TRUST has always been a dangerous commodity in IT. In the era of cloud computing and work from anywhere, in which attacks grow continually more sophisticated and defensible perimeters no longer exist, it’s a luxury that neither channel pros nor their customers can afford. Businesses today need a new approach to protecting information and assets that many experts call “zero-trust security.”
At a recent SMB Forum event, ChannelPro asked three experienced providers of cybersecurity services to explain exactly what that term means and how to put it into practice with end users. Here are their thoughts on three fundamental questions about a critical concept.
1. What is zero-trust security?
More than a specific technology, or even a set of them, zero-trust security is a mindset in which no person, process, application, or endpoint—inside or outside the network—is considered implicitly trustworthy, and every attempt to access any resource must prove that it comes from a legitimate source with appropriate privileges.

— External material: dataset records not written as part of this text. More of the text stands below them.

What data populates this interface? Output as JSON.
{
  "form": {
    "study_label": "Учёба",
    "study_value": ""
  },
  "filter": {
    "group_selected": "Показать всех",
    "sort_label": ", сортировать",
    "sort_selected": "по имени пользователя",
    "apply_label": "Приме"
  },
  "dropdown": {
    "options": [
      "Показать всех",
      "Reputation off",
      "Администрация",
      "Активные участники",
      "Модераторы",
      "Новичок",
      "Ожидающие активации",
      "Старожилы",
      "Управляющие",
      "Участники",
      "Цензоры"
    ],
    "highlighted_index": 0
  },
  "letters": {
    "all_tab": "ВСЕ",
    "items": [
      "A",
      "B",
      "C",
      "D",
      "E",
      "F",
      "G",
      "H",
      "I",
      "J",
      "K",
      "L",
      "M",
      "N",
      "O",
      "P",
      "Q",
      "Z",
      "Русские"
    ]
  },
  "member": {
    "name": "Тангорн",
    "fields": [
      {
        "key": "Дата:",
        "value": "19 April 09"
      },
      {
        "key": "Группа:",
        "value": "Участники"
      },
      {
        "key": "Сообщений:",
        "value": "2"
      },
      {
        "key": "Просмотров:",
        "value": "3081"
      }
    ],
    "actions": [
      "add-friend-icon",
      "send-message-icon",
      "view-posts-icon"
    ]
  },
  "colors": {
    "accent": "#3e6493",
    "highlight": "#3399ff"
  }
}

“I think about it in terms of authentication,” says Michael O’Hara, principal consultant at MEDSEC Privacy Consulting, a healthcare industry cybersecurity service provider. “What you’re really looking at is who’s trying to access the data, who or what has the ability and the rights to access the data, and how is that being monitored so that at any given time a person trying to access a workload, whether it’s in the cloud or on-prem, is authenticated and validated.”
That, in turn, is fundamentally an exercise in defining, setting, and enforcing sound policies, according to Bruce McCully, chief security officer at Nashville, Tenn.-based Galactic Networks, a managed security services provider. “What we’re doing with our partners and other MSPs to help them protect themselves is really help them get to a point where they’re managing these different policies and basically monitoring them for changes and abuse, rather than just throwing on more and more agents and hoping that the next anti-virus is going to protect them,” he says.
O’Hara stresses the particular importance of policies that give people everything they need to do their job—but nothing more—by assigning access rights on a “least privilege necessary” basis. The same logic should apply to applications, hardware, and everything else, he adds.
“When we think about traditional least privilege, it’s for users,” O’Hara notes. “We don’t really think about that when we’re talking about our workloads or our network equipment or our servers.”